Regulation of urine volume and osmolarity are major functions of the collecting ducts. By varying the amount of water that is recovered, the collecting ducts play a major role in maintaining the body’s normal osmolarity. If the blood becomes hyperosmotic, the collecting ducts recover more water to dilute the blood; if the blood becomes hyposmotic, the collecting ducts recover less of the water, leading to concentration of the blood.
Another way of saying this is: If plasma osmolarity rises, more water is recovered and urine volume decreases; if plasma osmolarity decreases, less water is recovered and urine volume increases. This function is regulated by the posterior pituitary hormone ADH (vasopressin). With mild dehydration, plasma osmolarity rises slightly. This increase is detected by osmoreceptors in the hypothalamus, which stimulates the release of ADH from the posterior pituitary. If plasma osmolarity decreases slightly, the opposite occurs.
When stimulated by ADH, aquaporin channels are inserted into the apical membrane of principal cells, which line the collecting ducts. As the ducts descend through the medulla, the osmolarity surrounding them increases (due to the countercurrent mechanisms described above). If aquaporin water channels are present, water will be osmotically pulled from the collecting duct into the surrounding interstitial space and into the peritubular capillaries. Therefore, the final urine will be more concentrated. If less ADH is secreted, fewer aquaporin channels are inserted and less water is recovered, resulting in dilute urine. By altering the number of aquaporin channels, the volume of water recovered or lost is altered. This, in turn, regulates the blood osmolarity, blood pressure, and osmolarity of the urine.

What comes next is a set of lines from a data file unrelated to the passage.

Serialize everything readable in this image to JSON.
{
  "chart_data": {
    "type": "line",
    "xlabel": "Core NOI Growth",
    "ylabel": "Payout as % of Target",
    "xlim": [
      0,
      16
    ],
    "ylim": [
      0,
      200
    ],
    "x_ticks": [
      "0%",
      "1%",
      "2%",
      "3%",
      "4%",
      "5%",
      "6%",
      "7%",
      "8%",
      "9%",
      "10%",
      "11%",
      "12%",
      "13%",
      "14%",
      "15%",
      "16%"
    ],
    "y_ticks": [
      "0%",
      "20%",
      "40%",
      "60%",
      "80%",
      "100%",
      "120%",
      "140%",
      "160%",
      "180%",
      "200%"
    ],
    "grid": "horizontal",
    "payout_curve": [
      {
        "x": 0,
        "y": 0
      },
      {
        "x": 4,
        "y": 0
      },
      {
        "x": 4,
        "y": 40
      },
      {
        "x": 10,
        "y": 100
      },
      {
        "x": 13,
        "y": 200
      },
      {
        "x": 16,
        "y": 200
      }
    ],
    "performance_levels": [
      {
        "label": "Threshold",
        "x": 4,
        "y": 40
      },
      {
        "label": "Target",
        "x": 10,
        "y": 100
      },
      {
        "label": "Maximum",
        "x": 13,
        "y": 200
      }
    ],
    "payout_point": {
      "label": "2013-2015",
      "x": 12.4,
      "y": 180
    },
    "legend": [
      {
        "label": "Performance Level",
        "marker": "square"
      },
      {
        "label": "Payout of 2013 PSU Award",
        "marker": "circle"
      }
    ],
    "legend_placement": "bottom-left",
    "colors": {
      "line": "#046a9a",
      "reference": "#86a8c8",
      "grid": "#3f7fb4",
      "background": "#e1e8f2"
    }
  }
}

As Na+ is pumped from the forming urine, water is passively recaptured for the circulation; this preservation of vascular volume is critically important for the maintenance of a normal blood pressure. Aldosterone is secreted by the adrenal cortex in response to angiotensin II stimulation. As an extremely potent vasoconstrictor, angiotensin II functions immediately to increase blood pressure. By also stimulating aldosterone production, it provides a longer-lasting mechanism to support blood pressure by maintaining vascular volume (water recovery).
In addition to receptors for ADH, principal cells have receptors for the steroid hormone aldosterone. While ADH is primarily involved in the regulation of water recovery, aldosterone regulates Na+ recovery. Aldosterone stimulates principal cells to manufacture luminal Na+ and K+ channels as well as Na+/K+ ATPase pumps on the basal membrane of the cells. When aldosterone output increases, more Na+ is recovered from the forming urine and water follows the Na+ passively. As the pump recovers Na+ for the body, it is also pumping K+ into the forming urine, since the pump moves K+ in the opposite direction. When aldosterone decreases, more Na+ remains in the forming urine and more K+ is recovered in the circulation. Symport channels move Na+ and Cl– together. Still other channels in the principal cells secrete K+ into the collecting duct in direct proportion to the recovery of Na+.
Intercalated cells play significant roles in regulating blood pH. Intercalated cells reabsorb K+ and HCO3– while secreting H+. This function lowers the acidity of the plasma while increasing the acidity of the urine.